More than eight decades after it was installed, a memorial to the three 19th-century sibling novelists in London’s Westminster Abbey was amended Thursday to restore the diaereses – the two dots over the e in their surname.

The dots — which indicate that the name is pronounced “brontay” rather than “bront” — were omitted when the stone tablet commemorating Charlotte, Emily and Anne was erected in the abbey’s Poets’ Corner in October 1939, just after the outbreak of World War II.

They were restored after Brontë historian Sharon Wright, editor of the Brontë Society Gazette, raised the issue with Dean of Westminster David Hoyle. The abbey asked its stonemason to tap in the dots and its conservator to paint them.

“There’s no paper record for anyone complaining about this or mentioning this, so I just wanted to put it right, really,” Wright said. “These three Yorkshire women deserve their place here, but they also deserve to have their name spelled correctly.”

It’s believed the writers’ Irish father Patrick changed the spelling of his surname from Brunty or Prunty when he went to university in England.

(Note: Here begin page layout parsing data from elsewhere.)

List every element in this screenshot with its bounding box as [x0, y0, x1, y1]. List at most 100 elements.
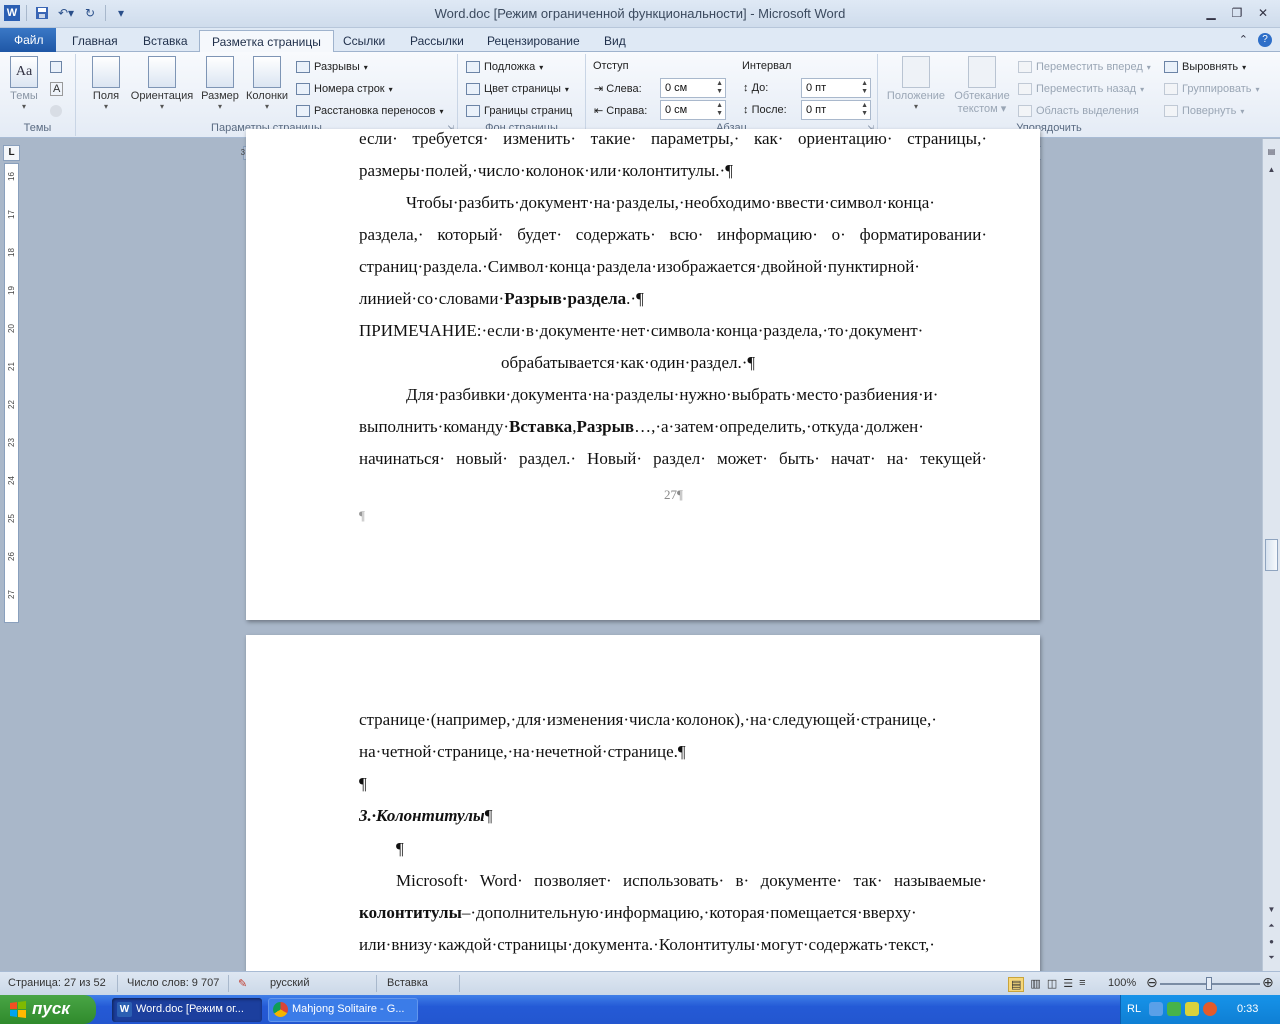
paragraph-group: Отступ ⇥ Слева: 0 см ▲ ▼ ⇤ Справа: 0 см ▲ ▼ … — [586, 54, 878, 136]
start-button[interactable]: пуск — [0, 995, 96, 1024]
spinner-arrows-icon[interactable]: ▲ ▼ — [861, 102, 868, 118]
text-line: если· требуется· изменить· такие· параме… — [359, 129, 987, 148]
document-area: L 3211234567891011121314151617 161718192… — [0, 129, 1280, 975]
close-icon[interactable]: ✕ — [1252, 4, 1274, 22]
rotate-button[interactable]: Повернуть ▾ — [1164, 102, 1244, 120]
text-line: странице·(например,·для·изменения·числа·… — [359, 710, 937, 729]
previous-page-icon[interactable]: ⏶ — [1265, 921, 1278, 935]
tab-mailings[interactable]: Рассылки — [398, 30, 476, 52]
document-page[interactable]: если· требуется· изменить· такие· параме… — [246, 129, 1040, 620]
line-numbers-button[interactable]: Номера строк ▾ — [296, 80, 393, 98]
insert-mode-indicator[interactable]: Вставка — [387, 977, 428, 989]
indent-right-field[interactable]: 0 см ▲ ▼ — [660, 100, 726, 120]
selection-pane-button[interactable]: Область выделения — [1018, 102, 1139, 120]
spinner-arrows-icon[interactable]: ▲ ▼ — [716, 80, 723, 96]
wrap-text-button[interactable]: Обтекание текстом ▾ — [950, 56, 1014, 115]
antivirus-icon[interactable] — [1203, 1002, 1217, 1016]
text-line: раздела,· который· будет· содержать· всю… — [359, 225, 987, 244]
browse-object-icon[interactable]: ● — [1265, 937, 1278, 951]
taskbar-item-browser[interactable]: Mahjong Solitaire - G... — [268, 998, 418, 1022]
word-count[interactable]: Число слов: 9 707 — [127, 977, 219, 989]
spacing-after-field[interactable]: 0 пт ▲ ▼ — [801, 100, 871, 120]
orientation-button[interactable]: Ориентация ▾ — [128, 56, 196, 111]
chevron-down-icon: ▾ — [539, 62, 544, 72]
next-page-icon[interactable]: ⏷ — [1265, 953, 1278, 967]
spinner-arrows-icon[interactable]: ▲ ▼ — [716, 102, 723, 118]
page-color-button[interactable]: Цвет страницы ▾ — [466, 80, 569, 98]
tray-app-icon[interactable] — [1185, 1002, 1199, 1016]
outline-view-icon[interactable]: ☰ — [1063, 977, 1073, 992]
page-borders-button[interactable]: Границы страниц — [466, 102, 572, 120]
minimize-icon[interactable]: ▁ — [1200, 4, 1222, 22]
taskbar-item-word[interactable]: W Word.doc [Режим ог... — [112, 998, 262, 1022]
zoom-slider-thumb[interactable] — [1206, 977, 1212, 990]
themes-group: Aa Темы ▾ A Темы — [0, 54, 76, 136]
tab-file[interactable]: Файл — [0, 28, 56, 52]
safely-remove-icon[interactable] — [1167, 1002, 1181, 1016]
size-label: Размер — [201, 90, 239, 102]
tab-home[interactable]: Главная — [60, 30, 130, 52]
draft-view-icon[interactable]: ≡ — [1079, 977, 1085, 992]
scroll-down-icon[interactable]: ▼ — [1265, 905, 1278, 919]
full-screen-reading-icon[interactable]: ▥ — [1030, 977, 1040, 992]
zoom-out-icon[interactable]: ⊖ — [1146, 974, 1158, 991]
maximize-icon[interactable]: ❐ — [1226, 4, 1248, 22]
vertical-ruler[interactable]: 16 17 18 19 20 21 22 23 24 25 26 27 — [4, 163, 19, 623]
hyphenation-button[interactable]: Расстановка переносов ▾ — [296, 102, 444, 120]
spacing-after-label: ↕ После: — [743, 104, 787, 116]
watermark-label: Подложка — [484, 61, 536, 73]
theme-colors-button[interactable] — [50, 58, 62, 76]
network-icon[interactable] — [1149, 1002, 1163, 1016]
themes-button[interactable]: Aa Темы ▾ — [2, 56, 46, 111]
web-layout-icon[interactable]: ◫ — [1047, 977, 1057, 992]
spinner-arrows-icon[interactable]: ▲ ▼ — [861, 80, 868, 96]
tab-view[interactable]: Вид — [592, 30, 638, 52]
hyphenation-label: Расстановка переносов — [314, 105, 436, 117]
margins-button[interactable]: Поля ▾ — [84, 56, 128, 111]
group-icon — [1164, 83, 1178, 95]
help-icon[interactable]: ? — [1258, 33, 1272, 47]
clock[interactable]: 0:33 — [1237, 1003, 1258, 1015]
zoom-in-icon[interactable]: ⊕ — [1262, 974, 1274, 991]
collapse-ribbon-icon[interactable]: ⌃ — [1239, 33, 1248, 47]
vertical-scrollbar[interactable]: ▤ ▲ ▼ ⏶ ● ⏷ — [1262, 139, 1280, 971]
watermark-button[interactable]: Подложка ▾ — [466, 58, 543, 76]
align-button[interactable]: Выровнять ▾ — [1164, 58, 1246, 76]
document-page[interactable]: странице·(например,·для·изменения·числа·… — [246, 635, 1040, 975]
size-button[interactable]: Размер ▾ — [198, 56, 242, 111]
theme-effects-button[interactable] — [50, 102, 62, 120]
theme-fonts-button[interactable]: A — [50, 80, 64, 98]
tab-page-layout[interactable]: Разметка страницы — [199, 30, 334, 53]
tab-review[interactable]: Рецензирование — [475, 30, 592, 52]
ruler-toggle-icon[interactable]: ▤ — [1265, 147, 1278, 161]
spacing-before-field[interactable]: 0 пт ▲ ▼ — [801, 78, 871, 98]
chevron-down-icon: ▾ — [103, 102, 108, 111]
bring-forward-button[interactable]: Переместить вперед ▾ — [1018, 58, 1151, 76]
language-indicator[interactable]: русский — [270, 977, 309, 989]
bold-text: колонтитулы — [359, 903, 462, 922]
page-background-group: Подложка ▾ Цвет страницы ▾ Границы страниц… — [458, 54, 586, 136]
language-bar[interactable]: RL — [1127, 1003, 1141, 1015]
ruler-tick-label: 17 — [6, 210, 16, 219]
text-line: начинаться· новый· раздел.· Новый· разде… — [359, 449, 987, 468]
print-layout-view-icon[interactable]: ▤ — [1008, 977, 1025, 992]
page-counter[interactable]: Страница: 27 из 52 — [8, 977, 106, 989]
text-line: линией·со·словами·Разрыв·раздела.·¶ — [359, 283, 987, 315]
page-color-label: Цвет страницы — [484, 83, 561, 95]
send-backward-button[interactable]: Переместить назад ▾ — [1018, 80, 1144, 98]
tab-insert[interactable]: Вставка — [131, 30, 200, 52]
columns-button[interactable]: Колонки ▾ — [242, 56, 292, 111]
group-button[interactable]: Группировать ▾ — [1164, 80, 1260, 98]
position-button[interactable]: Положение ▾ — [884, 56, 948, 111]
breaks-label: Разрывы — [314, 61, 360, 73]
ruler-tick-label: 27 — [6, 590, 16, 599]
tab-selector-icon[interactable]: L — [3, 145, 20, 161]
proofing-icon[interactable]: ✎ — [238, 977, 247, 990]
tab-references[interactable]: Ссылки — [331, 30, 397, 52]
breaks-button[interactable]: Разрывы ▾ — [296, 58, 368, 76]
indent-left-field[interactable]: 0 см ▲ ▼ — [660, 78, 726, 98]
scrollbar-thumb[interactable] — [1265, 539, 1278, 571]
scroll-up-icon[interactable]: ▲ — [1265, 165, 1278, 179]
text-run: …,·а·затем·определить,·откуда·должен· — [634, 417, 924, 436]
zoom-level[interactable]: 100% — [1108, 977, 1136, 989]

Raised on the wild Yorkshire moors, all three sisters died before they were 40, leaving enduring novels including Charlotte’s “Jane Eyre,” Emily’s “Wuthering Heights” and Anne’s “The Tenant of Wildfell Hall.”

Rebecca Yorke, director of the Brontë Society, welcomed the restoration.

“As the Brontës and their work are loved and respected all over the world, it’s entirely appropriate that their name is spelled correctly on their memorial,” she said.